The majority of machines hit by the WannaCry ransomware worm in the cyber-attack earlier this month were running Windows 7, security firms suggest.

More than 97% of the infections seen by Kaspersky Lab and 66% of those seen by BitSight used the older software.

WannaCry started spreading in mid-May and, so far, has infected more than 200,000 computers around the world.

In the UK, some hospitals had to turn away patients as the worm shut down computer systems.

Many suggested that the reason UK hospitals suffered was because many of them still relied on programs that required Windows XP - a version of Microsoft's OS that debuted in 2001.

But infections of XP by WannaCry were "insignificant" said Costin Raiu from Kaspersky Lab.

Windows 7 was first released in 2009 and the most widely infected version was the x64 edition, which is widely used in large organisations, showed figures from Kasperksy.

Many organisations seem to have been caught out because they failed to apply a patch, issued by Microsoft in March. that blocked the vulnerability which WannaCry exploited.

Spanish telecoms firm Telefonica, French carmaker Renault, German rail firm Deutsche Bahn, logistics firm Fedex, Russia's interior ministry and 61 NHS organisations were all caught out by WannaCry.
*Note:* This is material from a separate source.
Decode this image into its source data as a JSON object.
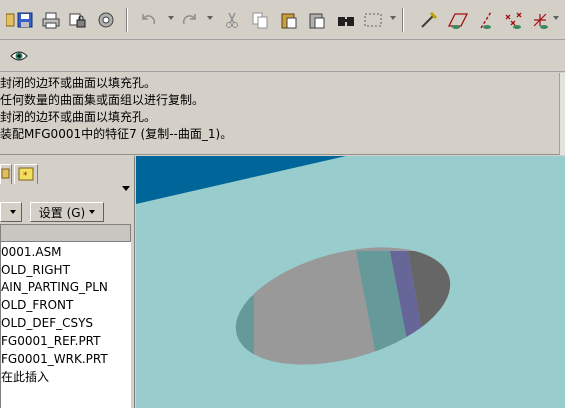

After encrypting files, the WannaCry worm demanded a payment of £230 ($300) in bitcoins before they were unfrozen. So far, a reported 296 payments totalling $99,448 (£76,555) have been made to the bitcoin wallets tied to the ransomware.

There have been no reports that anyone who paid has had their data restored by the gang behind the attack.
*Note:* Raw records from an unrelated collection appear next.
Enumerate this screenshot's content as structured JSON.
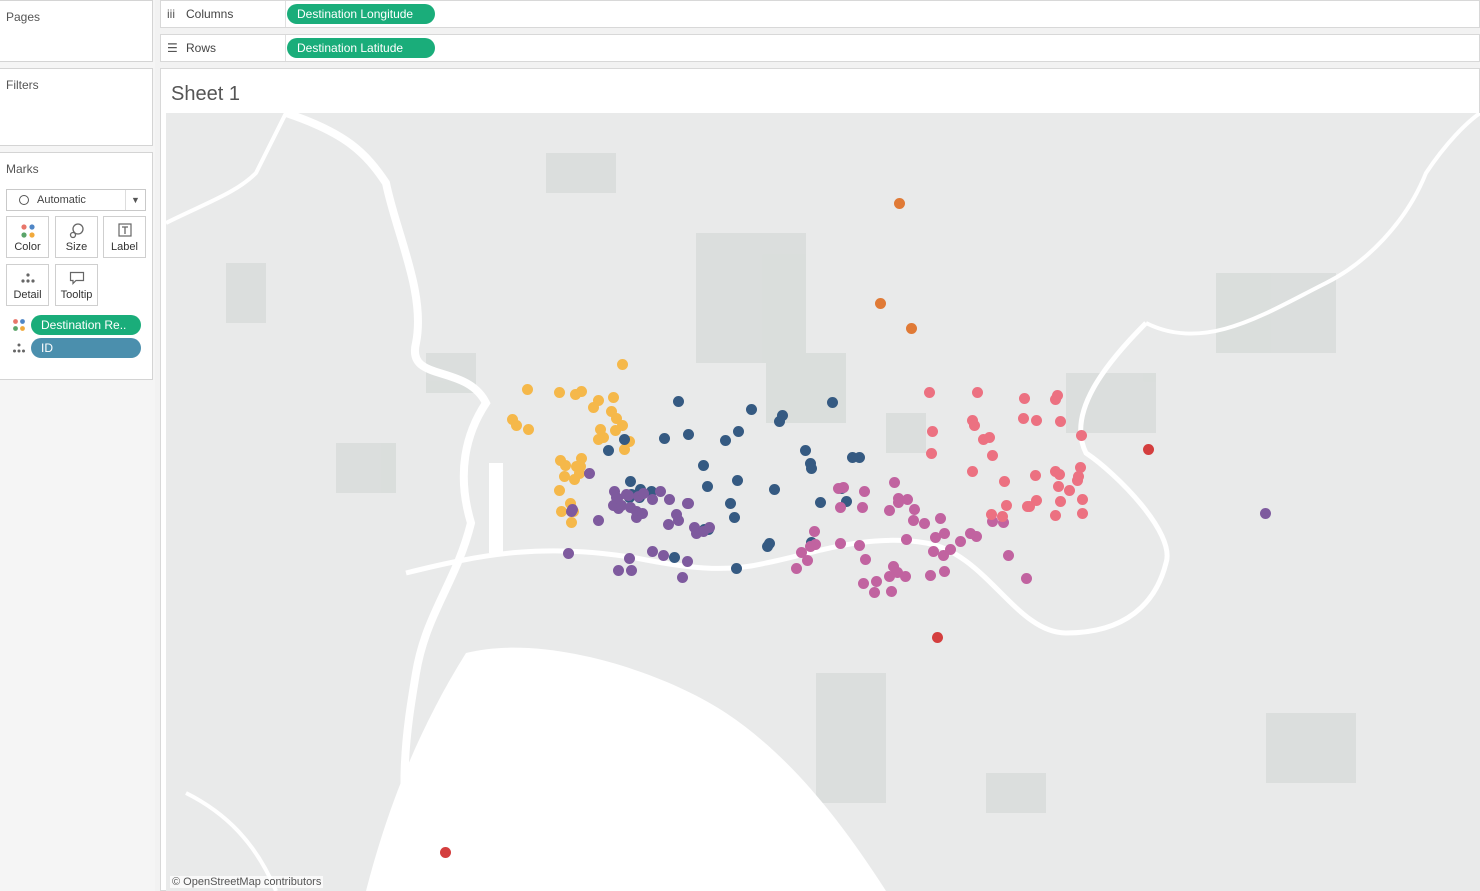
{
  "pages_label": "Pages",
  "filters_label": "Filters",
  "marks": {
    "label": "Marks",
    "type": "Automatic",
    "buttons": [
      "Color",
      "Size",
      "Label",
      "Detail",
      "Tooltip"
    ],
    "fields": [
      {
        "label": "Destination Re..",
        "color": "#1aad7a"
      },
      {
        "label": "ID",
        "color": "#4b8fad"
      }
    ]
  },
  "shelves": {
    "columns_label": "Columns",
    "columns_pill": "Destination Longitude",
    "rows_label": "Rows",
    "rows_pill": "Destination Latitude"
  },
  "sheet_title": "Sheet 1",
  "map_credit": "© OpenStreetMap contributors",
  "region_colors": {
    "orange": "#f5b84a",
    "navy": "#355a82",
    "purple": "#7e5a9e",
    "magenta": "#c163a0",
    "pink": "#ec7181",
    "darkorange": "#e07a36",
    "red": "#d43e3e"
  }
}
Security experts also found that the worm spread largely by seeking out vulnerable machines on the net by itself. Before now, many thought it had got started via an email-based phishing campaign.

Adam McNeil, a senior malware analyst at Malwarebytes, said the worm was primed to look for machines vulnerable to a bug in a Microsoft technology known as the Server Message Block (SMB).
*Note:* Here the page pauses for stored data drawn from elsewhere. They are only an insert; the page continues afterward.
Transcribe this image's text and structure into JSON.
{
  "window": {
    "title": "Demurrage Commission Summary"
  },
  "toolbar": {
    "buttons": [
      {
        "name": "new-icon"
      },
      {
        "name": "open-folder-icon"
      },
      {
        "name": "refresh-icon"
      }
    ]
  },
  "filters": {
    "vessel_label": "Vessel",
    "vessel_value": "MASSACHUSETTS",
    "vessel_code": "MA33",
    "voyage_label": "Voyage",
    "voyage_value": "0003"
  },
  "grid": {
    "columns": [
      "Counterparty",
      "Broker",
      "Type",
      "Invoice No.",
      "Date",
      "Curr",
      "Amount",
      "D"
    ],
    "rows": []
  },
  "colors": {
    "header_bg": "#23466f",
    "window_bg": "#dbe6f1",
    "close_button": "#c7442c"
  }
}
"The attackers initiated an operation to hunt down vulnerable public facing SMB ports and, once located, used the newly available SMB exploits to deploy malware and propagate to other vulnerable machines within connected networks," he wrote.

Mr McNeil said he suspected that whoever was behind the worm first identifed a "few thousand" vulnerable machines which were used as the launch platform for the much larger waves of infection.